Absolutely, just based on population alone. Other, smaller cities are already hosting teams. It’s just a matter of getting it set up.
If you could pick any player to be on it, who would it be?
Brittney Griner, of course. She’s the biggest superstar. She would draw the most people in, and she’d be the best player. I think she’d be happier in Canada too.
Who are you cheering for today?
I’m just hoping for a fun, exciting game—that’s all anyone really wants. Especially in the pre-season, it doesn’t matter who wins or loses. If they go out and test their skills, everyone will have a good time.
Joyce Slipp, 73, retired coach and national player
Did you used to play basketball yourself?
I did. In 1976, the very first year the Olympics had a women’s basketball event, I was the captain of Canada’s team. I’m retired now, but I also used to coach.
How much has the women’s basketball scene changed since you played?
There was never anything on TV back then—you’d never get to watch women’s basketball or any women’s sports for that matter. I’m a firm believer in having to see it to believe it. You’ve got to see women playing, officiating and commentating in order to dream of something like this. We had none of that, no female role models. We were the guinea pigs. So it’s nice to see how much it’s grown.
Why do you think so many people came to the game today?
They’ve been putting women’s basketball on radio and broadcast more, so more people are following it—the numbers are out of the park. They’ve also got a varsity league here in Toronto, the HoopQueens, and we have a league in the Maritimes, where I’m from. Its popularity in general is skyrocketing. I think, for that reason, a WNBA team here would really work.
Jessica Carrera, 29, student
Do you think Toronto should have a WNBA team?
Yes. Women athletes are getting more appreciation, and I love that so many fans these days support everyone. Women getting an opportunity that men have had for a long time is great. That’s why we’re all here.
What would you call the team?
The Toronto Strength. And their mascot would be—maybe a goose?

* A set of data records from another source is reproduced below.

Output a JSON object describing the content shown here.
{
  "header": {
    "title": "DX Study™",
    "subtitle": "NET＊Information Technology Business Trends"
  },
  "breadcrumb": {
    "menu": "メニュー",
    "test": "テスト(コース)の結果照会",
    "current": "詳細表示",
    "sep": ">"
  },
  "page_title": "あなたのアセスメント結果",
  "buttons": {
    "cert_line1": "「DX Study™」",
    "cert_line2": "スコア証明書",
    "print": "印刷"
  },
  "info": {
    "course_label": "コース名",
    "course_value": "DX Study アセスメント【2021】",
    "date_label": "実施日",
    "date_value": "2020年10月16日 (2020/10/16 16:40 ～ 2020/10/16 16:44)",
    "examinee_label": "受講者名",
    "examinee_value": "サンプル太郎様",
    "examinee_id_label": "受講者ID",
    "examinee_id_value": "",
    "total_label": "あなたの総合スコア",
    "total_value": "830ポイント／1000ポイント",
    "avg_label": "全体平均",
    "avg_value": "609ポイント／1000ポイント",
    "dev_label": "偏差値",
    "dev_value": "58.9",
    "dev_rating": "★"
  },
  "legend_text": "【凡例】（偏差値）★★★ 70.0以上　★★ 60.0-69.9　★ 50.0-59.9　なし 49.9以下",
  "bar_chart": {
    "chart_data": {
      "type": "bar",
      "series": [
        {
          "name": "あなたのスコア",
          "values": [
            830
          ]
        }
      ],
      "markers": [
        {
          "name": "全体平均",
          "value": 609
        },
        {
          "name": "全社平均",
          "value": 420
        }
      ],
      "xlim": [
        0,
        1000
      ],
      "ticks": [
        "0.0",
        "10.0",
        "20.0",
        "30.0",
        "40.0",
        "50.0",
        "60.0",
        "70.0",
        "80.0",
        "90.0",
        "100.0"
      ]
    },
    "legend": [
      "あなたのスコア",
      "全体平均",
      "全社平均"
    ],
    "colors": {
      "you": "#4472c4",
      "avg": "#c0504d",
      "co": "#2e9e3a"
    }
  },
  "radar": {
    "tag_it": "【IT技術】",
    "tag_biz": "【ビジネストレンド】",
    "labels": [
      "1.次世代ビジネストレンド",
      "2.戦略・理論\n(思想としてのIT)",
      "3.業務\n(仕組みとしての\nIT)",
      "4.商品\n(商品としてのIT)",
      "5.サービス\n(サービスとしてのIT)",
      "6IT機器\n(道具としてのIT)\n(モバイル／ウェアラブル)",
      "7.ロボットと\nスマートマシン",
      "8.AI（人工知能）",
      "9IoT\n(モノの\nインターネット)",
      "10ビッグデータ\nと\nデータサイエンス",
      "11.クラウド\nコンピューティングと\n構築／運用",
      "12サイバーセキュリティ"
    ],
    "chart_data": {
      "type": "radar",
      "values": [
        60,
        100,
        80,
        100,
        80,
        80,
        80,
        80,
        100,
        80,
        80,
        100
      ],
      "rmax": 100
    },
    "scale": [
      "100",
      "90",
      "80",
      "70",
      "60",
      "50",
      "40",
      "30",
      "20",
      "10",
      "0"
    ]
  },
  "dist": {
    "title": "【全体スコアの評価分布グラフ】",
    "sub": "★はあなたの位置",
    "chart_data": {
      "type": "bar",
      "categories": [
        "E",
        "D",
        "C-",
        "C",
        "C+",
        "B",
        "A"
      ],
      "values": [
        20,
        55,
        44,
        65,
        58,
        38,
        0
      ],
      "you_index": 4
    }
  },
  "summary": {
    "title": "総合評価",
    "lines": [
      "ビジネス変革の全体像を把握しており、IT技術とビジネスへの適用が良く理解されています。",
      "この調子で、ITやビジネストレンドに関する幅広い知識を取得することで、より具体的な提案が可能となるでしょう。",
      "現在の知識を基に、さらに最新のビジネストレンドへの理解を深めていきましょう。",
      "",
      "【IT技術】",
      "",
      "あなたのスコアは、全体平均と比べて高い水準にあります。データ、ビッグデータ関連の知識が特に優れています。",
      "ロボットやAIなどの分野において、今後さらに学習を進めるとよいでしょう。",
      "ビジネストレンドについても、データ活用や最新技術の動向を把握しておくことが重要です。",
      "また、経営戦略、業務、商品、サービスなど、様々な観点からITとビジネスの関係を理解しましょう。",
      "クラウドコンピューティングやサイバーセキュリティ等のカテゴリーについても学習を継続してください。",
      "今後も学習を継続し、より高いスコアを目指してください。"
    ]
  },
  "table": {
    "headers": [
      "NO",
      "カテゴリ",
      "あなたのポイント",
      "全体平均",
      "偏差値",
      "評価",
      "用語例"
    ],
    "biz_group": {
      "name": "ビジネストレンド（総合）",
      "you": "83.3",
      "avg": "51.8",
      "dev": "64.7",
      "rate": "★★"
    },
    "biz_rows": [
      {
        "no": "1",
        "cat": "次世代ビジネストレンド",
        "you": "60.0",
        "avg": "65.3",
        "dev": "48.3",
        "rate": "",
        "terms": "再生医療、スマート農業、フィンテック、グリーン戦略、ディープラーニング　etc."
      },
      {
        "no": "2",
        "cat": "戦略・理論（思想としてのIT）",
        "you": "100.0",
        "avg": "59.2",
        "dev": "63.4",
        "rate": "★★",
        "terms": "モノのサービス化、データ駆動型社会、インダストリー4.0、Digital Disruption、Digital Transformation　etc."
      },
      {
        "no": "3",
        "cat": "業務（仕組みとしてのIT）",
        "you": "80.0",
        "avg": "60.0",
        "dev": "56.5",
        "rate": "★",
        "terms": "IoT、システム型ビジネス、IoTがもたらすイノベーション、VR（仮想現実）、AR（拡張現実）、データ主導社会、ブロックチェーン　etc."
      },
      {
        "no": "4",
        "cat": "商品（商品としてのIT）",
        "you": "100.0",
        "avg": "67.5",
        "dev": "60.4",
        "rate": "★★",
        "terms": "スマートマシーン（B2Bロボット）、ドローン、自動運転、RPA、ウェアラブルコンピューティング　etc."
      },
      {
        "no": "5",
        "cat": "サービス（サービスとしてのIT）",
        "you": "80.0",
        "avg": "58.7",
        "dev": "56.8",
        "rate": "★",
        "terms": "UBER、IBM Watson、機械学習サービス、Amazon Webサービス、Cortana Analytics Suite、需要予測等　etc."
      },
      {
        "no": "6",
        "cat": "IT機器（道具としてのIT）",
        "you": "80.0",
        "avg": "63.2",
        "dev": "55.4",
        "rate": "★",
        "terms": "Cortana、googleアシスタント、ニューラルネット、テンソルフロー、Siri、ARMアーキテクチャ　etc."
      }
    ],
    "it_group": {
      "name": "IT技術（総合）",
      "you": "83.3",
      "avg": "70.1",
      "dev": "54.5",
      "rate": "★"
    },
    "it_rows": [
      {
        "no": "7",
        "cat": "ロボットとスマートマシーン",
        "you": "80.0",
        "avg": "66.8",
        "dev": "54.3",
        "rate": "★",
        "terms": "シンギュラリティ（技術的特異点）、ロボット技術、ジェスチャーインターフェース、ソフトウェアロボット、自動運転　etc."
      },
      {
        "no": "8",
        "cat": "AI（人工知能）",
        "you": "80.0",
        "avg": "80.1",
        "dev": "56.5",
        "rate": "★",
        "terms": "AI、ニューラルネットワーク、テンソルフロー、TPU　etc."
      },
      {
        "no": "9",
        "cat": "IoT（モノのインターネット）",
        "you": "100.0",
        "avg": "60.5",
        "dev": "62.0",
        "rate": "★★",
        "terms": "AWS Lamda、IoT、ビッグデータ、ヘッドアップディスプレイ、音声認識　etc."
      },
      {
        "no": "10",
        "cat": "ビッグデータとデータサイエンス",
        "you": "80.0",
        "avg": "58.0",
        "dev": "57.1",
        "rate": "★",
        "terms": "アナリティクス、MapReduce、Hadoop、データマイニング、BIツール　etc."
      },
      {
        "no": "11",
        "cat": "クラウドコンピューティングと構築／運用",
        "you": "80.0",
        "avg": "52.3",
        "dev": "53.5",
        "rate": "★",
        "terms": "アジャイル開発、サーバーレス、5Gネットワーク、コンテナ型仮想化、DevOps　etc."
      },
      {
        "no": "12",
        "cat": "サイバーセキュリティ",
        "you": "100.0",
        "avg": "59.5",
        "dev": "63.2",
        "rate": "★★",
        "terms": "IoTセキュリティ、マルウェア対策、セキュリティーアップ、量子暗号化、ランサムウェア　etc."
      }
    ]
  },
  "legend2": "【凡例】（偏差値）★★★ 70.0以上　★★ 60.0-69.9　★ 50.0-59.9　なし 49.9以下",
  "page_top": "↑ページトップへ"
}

Even if we called them the Toronto Geese, that could be something. Geese are scary. I wouldn’t go near them.
Zoha Naghar, 19, student
Why did you come to the game today?
I love basketball, and I love this city. It’s a historic day and a chance to prove that there’s interest in seeing women play and show the league that we want a team of our own. We’re seeing a lot of advancement in terms of equality for women. But we haven’t yet seen what I’m sure is one of the most wanted teams in the city, in the country even. It’s common sense to have one—and based on the turnout today, there’s clearly demand for it.

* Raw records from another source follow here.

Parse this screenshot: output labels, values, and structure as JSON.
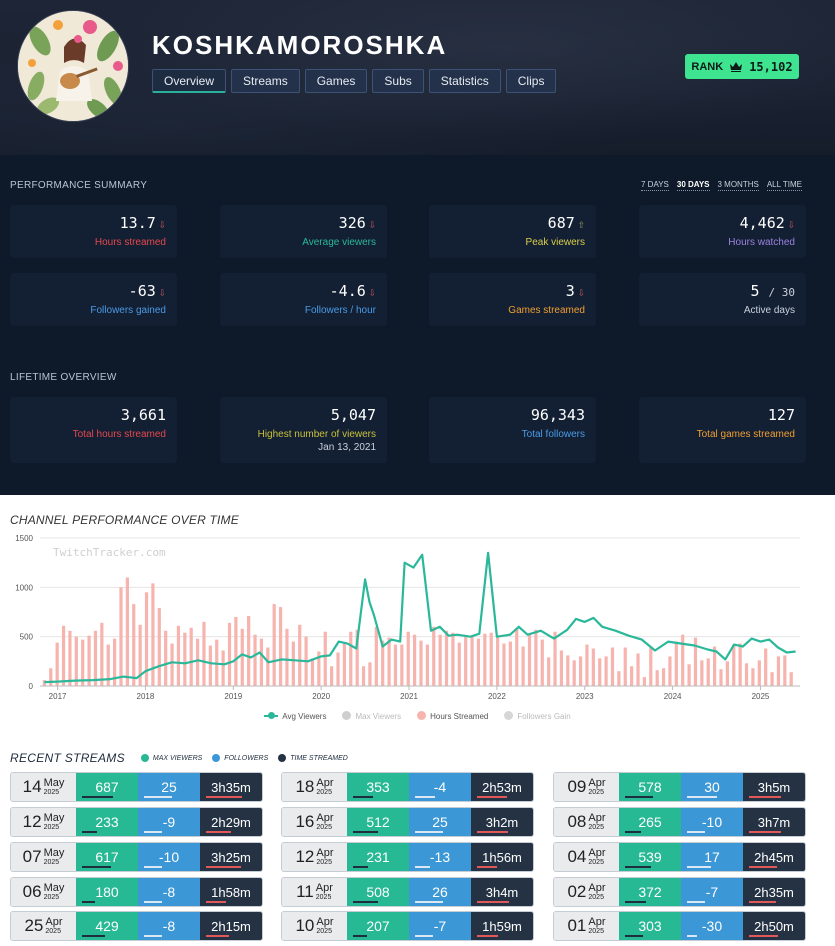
{
  "channel": {
    "name": "KOSHKAMOROSHKA",
    "rank_label": "RANK",
    "rank_value": "15,102"
  },
  "tabs": [
    "Overview",
    "Streams",
    "Games",
    "Subs",
    "Statistics",
    "Clips"
  ],
  "performance": {
    "title": "PERFORMANCE SUMMARY",
    "ranges": [
      "7 DAYS",
      "30 DAYS",
      "3 MONTHS",
      "ALL TIME"
    ],
    "selected_range": "30 DAYS",
    "cards": [
      {
        "value": "13.7",
        "trend": "⇩",
        "label": "Hours streamed",
        "color": "#e5484d"
      },
      {
        "value": "326",
        "trend": "⇩",
        "label": "Average viewers",
        "color": "#2bb89a"
      },
      {
        "value": "687",
        "trend": "⇧",
        "label": "Peak viewers",
        "color": "#d8cf4a"
      },
      {
        "value": "4,462",
        "trend": "⇩",
        "label": "Hours watched",
        "color": "#9b82e0"
      },
      {
        "value": "-63",
        "trend": "⇩",
        "label": "Followers gained",
        "color": "#4a9be6"
      },
      {
        "value": "-4.6",
        "trend": "⇩",
        "label": "Followers / hour",
        "color": "#4a9be6"
      },
      {
        "value": "3",
        "trend": "⇩",
        "label": "Games streamed",
        "color": "#f0a030"
      },
      {
        "value": "5",
        "suffix": "/ 30",
        "label": "Active days",
        "color": "#c9d1dc"
      }
    ]
  },
  "lifetime": {
    "title": "LIFETIME OVERVIEW",
    "cards": [
      {
        "value": "3,661",
        "label": "Total hours streamed",
        "color": "#e5484d"
      },
      {
        "value": "5,047",
        "label": "Highest number of viewers",
        "sub": "Jan 13, 2021",
        "color": "#c8c23a"
      },
      {
        "value": "96,343",
        "label": "Total followers",
        "color": "#4a9be6"
      },
      {
        "value": "127",
        "label": "Total games streamed",
        "color": "#f0a030"
      }
    ]
  },
  "chart_title": "CHANNEL PERFORMANCE OVER TIME",
  "chart_data": {
    "type": "bar",
    "watermark": "TwitchTracker.com",
    "y_ticks": [
      0,
      500,
      1000,
      1500
    ],
    "ylim": [
      0,
      1500
    ],
    "x_ticks": [
      "2017",
      "2018",
      "2019",
      "2020",
      "2021",
      "2022",
      "2023",
      "2024",
      "2025"
    ],
    "x_range": [
      2016.8,
      2025.45
    ],
    "series": [
      {
        "name": "Avg Viewers",
        "color": "#2bb89a"
      },
      {
        "name": "Max Viewers",
        "color": "#cfcfcf"
      },
      {
        "name": "Hours Streamed",
        "color": "#f7b3ad"
      },
      {
        "name": "Followers Gain",
        "color": "#d6d6d6"
      }
    ],
    "hours_streamed": [
      60,
      180,
      440,
      610,
      560,
      500,
      470,
      510,
      560,
      640,
      420,
      480,
      1000,
      1100,
      830,
      620,
      950,
      1040,
      790,
      560,
      430,
      610,
      540,
      590,
      480,
      650,
      410,
      470,
      360,
      640,
      700,
      580,
      710,
      520,
      480,
      390,
      830,
      800,
      580,
      450,
      620,
      500,
      280,
      350,
      550,
      200,
      340,
      430,
      550,
      570,
      200,
      240,
      600,
      460,
      490,
      420,
      420,
      550,
      520,
      460,
      420,
      600,
      520,
      560,
      540,
      440,
      510,
      500,
      480,
      530,
      540,
      490,
      430,
      450,
      580,
      400,
      530,
      570,
      470,
      290,
      550,
      360,
      310,
      260,
      300,
      420,
      380,
      280,
      300,
      390,
      150,
      390,
      200,
      330,
      90,
      400,
      160,
      180,
      300,
      450,
      520,
      220,
      490,
      260,
      280,
      400,
      170,
      250,
      420,
      430,
      230,
      180,
      260,
      380,
      140,
      300,
      310,
      140
    ],
    "avg_viewers": [
      [
        2016.85,
        40
      ],
      [
        2017.0,
        45
      ],
      [
        2017.2,
        55
      ],
      [
        2017.4,
        60
      ],
      [
        2017.6,
        70
      ],
      [
        2017.75,
        95
      ],
      [
        2017.9,
        80
      ],
      [
        2018.0,
        150
      ],
      [
        2018.15,
        200
      ],
      [
        2018.3,
        240
      ],
      [
        2018.45,
        230
      ],
      [
        2018.6,
        260
      ],
      [
        2018.75,
        230
      ],
      [
        2018.9,
        220
      ],
      [
        2019.0,
        250
      ],
      [
        2019.1,
        320
      ],
      [
        2019.2,
        290
      ],
      [
        2019.3,
        340
      ],
      [
        2019.4,
        240
      ],
      [
        2019.55,
        270
      ],
      [
        2019.7,
        260
      ],
      [
        2019.85,
        250
      ],
      [
        2020.0,
        300
      ],
      [
        2020.1,
        310
      ],
      [
        2020.2,
        450
      ],
      [
        2020.3,
        430
      ],
      [
        2020.4,
        380
      ],
      [
        2020.5,
        1080
      ],
      [
        2020.55,
        850
      ],
      [
        2020.6,
        720
      ],
      [
        2020.7,
        400
      ],
      [
        2020.8,
        470
      ],
      [
        2020.9,
        450
      ],
      [
        2020.95,
        1250
      ],
      [
        2021.05,
        1200
      ],
      [
        2021.15,
        1330
      ],
      [
        2021.25,
        560
      ],
      [
        2021.35,
        600
      ],
      [
        2021.45,
        510
      ],
      [
        2021.55,
        520
      ],
      [
        2021.7,
        500
      ],
      [
        2021.8,
        530
      ],
      [
        2021.9,
        1350
      ],
      [
        2022.0,
        500
      ],
      [
        2022.15,
        520
      ],
      [
        2022.25,
        600
      ],
      [
        2022.35,
        520
      ],
      [
        2022.5,
        560
      ],
      [
        2022.65,
        480
      ],
      [
        2022.8,
        570
      ],
      [
        2022.9,
        680
      ],
      [
        2023.0,
        650
      ],
      [
        2023.1,
        690
      ],
      [
        2023.2,
        600
      ],
      [
        2023.35,
        560
      ],
      [
        2023.5,
        510
      ],
      [
        2023.65,
        470
      ],
      [
        2023.8,
        360
      ],
      [
        2023.95,
        450
      ],
      [
        2024.1,
        430
      ],
      [
        2024.25,
        410
      ],
      [
        2024.4,
        370
      ],
      [
        2024.5,
        350
      ],
      [
        2024.6,
        270
      ],
      [
        2024.7,
        420
      ],
      [
        2024.8,
        400
      ],
      [
        2024.9,
        480
      ],
      [
        2025.0,
        450
      ],
      [
        2025.1,
        470
      ],
      [
        2025.2,
        390
      ],
      [
        2025.3,
        340
      ],
      [
        2025.4,
        350
      ]
    ]
  },
  "legend": [
    "Avg Viewers",
    "Max Viewers",
    "Hours Streamed",
    "Followers Gain"
  ],
  "recent": {
    "title": "RECENT STREAMS",
    "legend": [
      "MAX VIEWERS",
      "FOLLOWERS",
      "TIME STREAMED"
    ],
    "rows": [
      {
        "day": "14",
        "month": "May",
        "year": "2025",
        "max": "687",
        "followers": "25",
        "time": "3h35m",
        "b1": 0.62,
        "b2": 0.55,
        "b3": 0.72
      },
      {
        "day": "12",
        "month": "May",
        "year": "2025",
        "max": "233",
        "followers": "-9",
        "time": "2h29m",
        "b1": 0.3,
        "b2": 0.35,
        "b3": 0.5
      },
      {
        "day": "07",
        "month": "May",
        "year": "2025",
        "max": "617",
        "followers": "-10",
        "time": "3h25m",
        "b1": 0.58,
        "b2": 0.35,
        "b3": 0.7
      },
      {
        "day": "06",
        "month": "May",
        "year": "2025",
        "max": "180",
        "followers": "-8",
        "time": "1h58m",
        "b1": 0.25,
        "b2": 0.35,
        "b3": 0.4
      },
      {
        "day": "25",
        "month": "Apr",
        "year": "2025",
        "max": "429",
        "followers": "-8",
        "time": "2h15m",
        "b1": 0.45,
        "b2": 0.35,
        "b3": 0.46
      },
      {
        "day": "18",
        "month": "Apr",
        "year": "2025",
        "max": "353",
        "followers": "-4",
        "time": "2h53m",
        "b1": 0.4,
        "b2": 0.4,
        "b3": 0.6
      },
      {
        "day": "16",
        "month": "Apr",
        "year": "2025",
        "max": "512",
        "followers": "25",
        "time": "3h2m",
        "b1": 0.5,
        "b2": 0.55,
        "b3": 0.62
      },
      {
        "day": "12",
        "month": "Apr",
        "year": "2025",
        "max": "231",
        "followers": "-13",
        "time": "1h56m",
        "b1": 0.3,
        "b2": 0.3,
        "b3": 0.4
      },
      {
        "day": "11",
        "month": "Apr",
        "year": "2025",
        "max": "508",
        "followers": "26",
        "time": "3h4m",
        "b1": 0.5,
        "b2": 0.56,
        "b3": 0.63
      },
      {
        "day": "10",
        "month": "Apr",
        "year": "2025",
        "max": "207",
        "followers": "-7",
        "time": "1h59m",
        "b1": 0.28,
        "b2": 0.36,
        "b3": 0.41
      },
      {
        "day": "09",
        "month": "Apr",
        "year": "2025",
        "max": "578",
        "followers": "30",
        "time": "3h5m",
        "b1": 0.55,
        "b2": 0.6,
        "b3": 0.63
      },
      {
        "day": "08",
        "month": "Apr",
        "year": "2025",
        "max": "265",
        "followers": "-10",
        "time": "3h7m",
        "b1": 0.32,
        "b2": 0.35,
        "b3": 0.64
      },
      {
        "day": "04",
        "month": "Apr",
        "year": "2025",
        "max": "539",
        "followers": "17",
        "time": "2h45m",
        "b1": 0.52,
        "b2": 0.48,
        "b3": 0.56
      },
      {
        "day": "02",
        "month": "Apr",
        "year": "2025",
        "max": "372",
        "followers": "-7",
        "time": "2h35m",
        "b1": 0.42,
        "b2": 0.36,
        "b3": 0.53
      },
      {
        "day": "01",
        "month": "Apr",
        "year": "2025",
        "max": "303",
        "followers": "-30",
        "time": "2h50m",
        "b1": 0.36,
        "b2": 0.2,
        "b3": 0.58
      }
    ]
  }
}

Is there another women’s sport you’d like to see expand into Toronto?
Soccer is a big one—and that’s happening, luckily, with the Project 8 league that’s coming to Canada. So there’s a little more representation there, which is exciting.
Transway Girls Basketball players Alyna Cortes, 12; Maddy Labuckas, 13; Lucy Aire, 14; Naomi Stanley, 13; and Maliya Gooding, 14
Why did you come to the game today?
Lucy: There’s a lot of boys’ basketball but way less for girls. It gives us athletes to look up to.
Do you have any favourite players in the league?
Lucy: Kia Nurse, who plays for the Seattle Storm, is from our club, so definitely her. She’s from Hamilton. Fourteen years ago, she was on the exact same team we play for.
Jas Woods, retiree, and Jesse Kambakos, 23, Scouts leader
Who are you rooting for today?
Jas: The Lynxes, no question. They have two Canadian players, Natalie Achonwa and Bridget Carleton. Natalie’s a Torontonian, and Bridget is from the GTA.
Would you rather see them on a Toronto team, if we get one?
Jesse: For sure. They’d bring a lot of hype.
Jas: We should just bring back all the Canadians playing the US and have them here instead.
Amanda Kassaday, 12, competitive girls’ basketball player
Do you think Toronto should have a women’s team?
Yes. It would be really inspiring for girls who play basketball. It’s cool to see women playing and know that there are equal opportunities for us.
Do you have any favourite players?
I like Angel Reese. She’s not on either of the teams playing today; she’s an NCAA player. But she’s good.
Would you want her on a Toronto team, if we get one?
Yes! But maybe that’s kind of a long shot.
These interviews have been edited for length and clarity.